A duality theoretic view on limits of finite structures: Extended version

TL;DR

This paper develops a duality theoretic framework for structural limits of finite models, linking logic, measure theory, and model theory to deepen understanding of limits and their logical foundations.

Contribution

It introduces a finer measure space via Stone-Priestley duality and probabilistic operators, providing a complete calculus and connecting logical types with structural limits.

Findings

Identifies the logical core of the theory of structural limits.

Shows that the duality-based measure captures quantifier addition.
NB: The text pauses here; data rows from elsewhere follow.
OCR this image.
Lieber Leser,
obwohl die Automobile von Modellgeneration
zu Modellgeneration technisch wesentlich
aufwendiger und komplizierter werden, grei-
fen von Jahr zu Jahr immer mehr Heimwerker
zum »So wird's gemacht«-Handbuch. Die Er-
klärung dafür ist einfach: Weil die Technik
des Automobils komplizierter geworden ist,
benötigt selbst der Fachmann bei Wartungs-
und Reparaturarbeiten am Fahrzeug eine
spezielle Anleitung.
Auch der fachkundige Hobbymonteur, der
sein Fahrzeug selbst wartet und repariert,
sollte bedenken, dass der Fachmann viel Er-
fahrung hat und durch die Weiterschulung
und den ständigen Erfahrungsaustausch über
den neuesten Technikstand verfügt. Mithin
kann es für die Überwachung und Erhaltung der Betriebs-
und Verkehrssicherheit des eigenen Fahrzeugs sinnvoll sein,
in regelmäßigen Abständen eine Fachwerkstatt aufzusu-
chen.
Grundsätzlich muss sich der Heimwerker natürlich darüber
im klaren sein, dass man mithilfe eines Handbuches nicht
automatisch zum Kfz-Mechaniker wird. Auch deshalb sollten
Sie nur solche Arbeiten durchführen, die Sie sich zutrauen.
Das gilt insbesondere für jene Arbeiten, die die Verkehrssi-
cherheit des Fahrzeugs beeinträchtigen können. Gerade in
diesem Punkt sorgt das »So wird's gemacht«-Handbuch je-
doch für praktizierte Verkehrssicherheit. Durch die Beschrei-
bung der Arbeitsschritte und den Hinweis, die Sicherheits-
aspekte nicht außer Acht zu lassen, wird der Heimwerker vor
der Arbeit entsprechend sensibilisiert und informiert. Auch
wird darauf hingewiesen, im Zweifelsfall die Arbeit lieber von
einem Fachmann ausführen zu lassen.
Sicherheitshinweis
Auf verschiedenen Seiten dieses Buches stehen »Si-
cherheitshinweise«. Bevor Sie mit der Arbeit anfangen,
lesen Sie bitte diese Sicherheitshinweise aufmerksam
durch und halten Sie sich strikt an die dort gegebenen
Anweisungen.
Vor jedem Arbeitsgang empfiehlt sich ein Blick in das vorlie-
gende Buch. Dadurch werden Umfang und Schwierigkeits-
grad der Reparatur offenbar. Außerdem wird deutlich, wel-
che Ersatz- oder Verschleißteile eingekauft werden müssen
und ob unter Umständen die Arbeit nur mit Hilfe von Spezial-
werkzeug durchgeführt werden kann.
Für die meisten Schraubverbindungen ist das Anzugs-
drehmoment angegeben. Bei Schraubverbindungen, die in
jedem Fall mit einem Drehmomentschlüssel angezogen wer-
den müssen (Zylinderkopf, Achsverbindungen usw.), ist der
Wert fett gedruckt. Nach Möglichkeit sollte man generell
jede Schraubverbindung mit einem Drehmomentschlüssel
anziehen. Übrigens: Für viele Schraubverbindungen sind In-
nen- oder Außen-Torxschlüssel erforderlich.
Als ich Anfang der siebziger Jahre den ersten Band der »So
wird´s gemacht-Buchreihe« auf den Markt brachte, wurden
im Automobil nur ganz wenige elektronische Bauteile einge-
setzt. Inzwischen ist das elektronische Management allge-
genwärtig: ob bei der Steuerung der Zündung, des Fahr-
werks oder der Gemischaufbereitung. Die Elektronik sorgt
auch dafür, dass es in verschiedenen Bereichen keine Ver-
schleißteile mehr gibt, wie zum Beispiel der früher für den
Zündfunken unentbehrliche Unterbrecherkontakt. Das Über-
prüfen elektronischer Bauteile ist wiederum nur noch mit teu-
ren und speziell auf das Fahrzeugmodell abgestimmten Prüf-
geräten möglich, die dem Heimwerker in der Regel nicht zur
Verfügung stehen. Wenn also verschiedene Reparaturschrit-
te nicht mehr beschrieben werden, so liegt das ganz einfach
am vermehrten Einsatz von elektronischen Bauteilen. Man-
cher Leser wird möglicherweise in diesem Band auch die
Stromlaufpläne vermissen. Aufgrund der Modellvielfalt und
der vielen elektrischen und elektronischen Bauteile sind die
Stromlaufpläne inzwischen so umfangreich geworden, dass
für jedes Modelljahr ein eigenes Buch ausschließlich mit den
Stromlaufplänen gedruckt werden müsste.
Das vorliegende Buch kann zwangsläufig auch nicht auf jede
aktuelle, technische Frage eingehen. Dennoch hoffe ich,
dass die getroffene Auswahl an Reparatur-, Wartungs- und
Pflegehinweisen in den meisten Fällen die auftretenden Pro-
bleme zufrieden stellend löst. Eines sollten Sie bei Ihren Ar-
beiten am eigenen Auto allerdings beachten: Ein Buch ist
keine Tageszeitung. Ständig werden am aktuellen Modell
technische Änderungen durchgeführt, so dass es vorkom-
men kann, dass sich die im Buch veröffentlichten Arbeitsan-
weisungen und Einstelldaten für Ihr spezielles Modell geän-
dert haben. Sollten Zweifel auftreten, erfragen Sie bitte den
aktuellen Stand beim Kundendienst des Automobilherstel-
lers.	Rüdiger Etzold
Bridges semantics-focused and complexity-focused logic in computer science.

Abstract

A systematic theory of structural limits for finite models has been developed by Nesetril and Ossona de Mendez. It is based on the insight that the collection of finite structures can be embedded, via a map they call the Stone pairing, in a space of measures, where the desired limits can be computed. We show that a closely related but finer grained space of (finitely additive) measures arises -- via Stone-Priestley duality and the notion of types from model theory -- by enriching the expressive power of first-order logic with certain "probabilistic operators". We provide a sound and complete calculus for this extended logic and expose the functorial nature of this construction. The consequences are two-fold. On the one hand, we identify the logical gist of the theory of structural limits. On the other hand, our construction shows that the duality theoretic variant of the Stone pairing captures the adding of a layer of quantifiers, thus making a strong link to recent work on semiring quantifiers in logic on words. In the process, we identify the model theoretic notion of types as the unifying concept behind this link. These results contribute to bridging the strands of logic in computer science which focus on semantics and on more algorithmic and complexity related areas, respectively.